Studies on pruritogenic and histamine-releasing effects of some putative peptide neurotransmitters

Abstract

Pruritus, whealing and axon-reflex erythema appeared in human skin after intradermal injection of (i) several peptides with a putative transmitter function, i.e. vasoactive intestinal polypeptide (VIP) (10(-7)--10(-4) M), [Gln4]-neurotensin (10(-7)--10(-4) M), neurotensin (10(-5)--10(-4) M) and secretin (10(-5)--10(-4) M), which were compared with substance P (10(-7)--10(-5) M) previously shown to be one of the most potent histamine liberators when administered intradermally in humans; (ii) the basic polypeptide protamine (10(-7)--10(-4) M); and (iii) histamine (0.3-10 micrograms/ml) and the histamine liberator compound 48/80 (0.3-10 micrograms/ml).
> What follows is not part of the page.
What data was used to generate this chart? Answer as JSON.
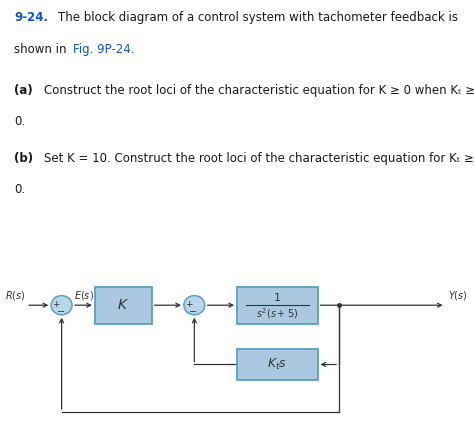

The reactions were inhibited in a dose-related manner by the antihistamine mepyramine, indicating that the peptide-induced responses were mediated by released histamine. This was further confirmed by the histamine release observed when the peptides were incubated with rat peritoneal mast cells. In human skin, VIP was more potent than the other neuropeptides and had roughly the same potency as substance P. The two adjacent basic amino-acid residues and the amide substitution of the terminal C-group of VIP, in addition to its strong net basic charge, may explain its potency as a histamine releaser.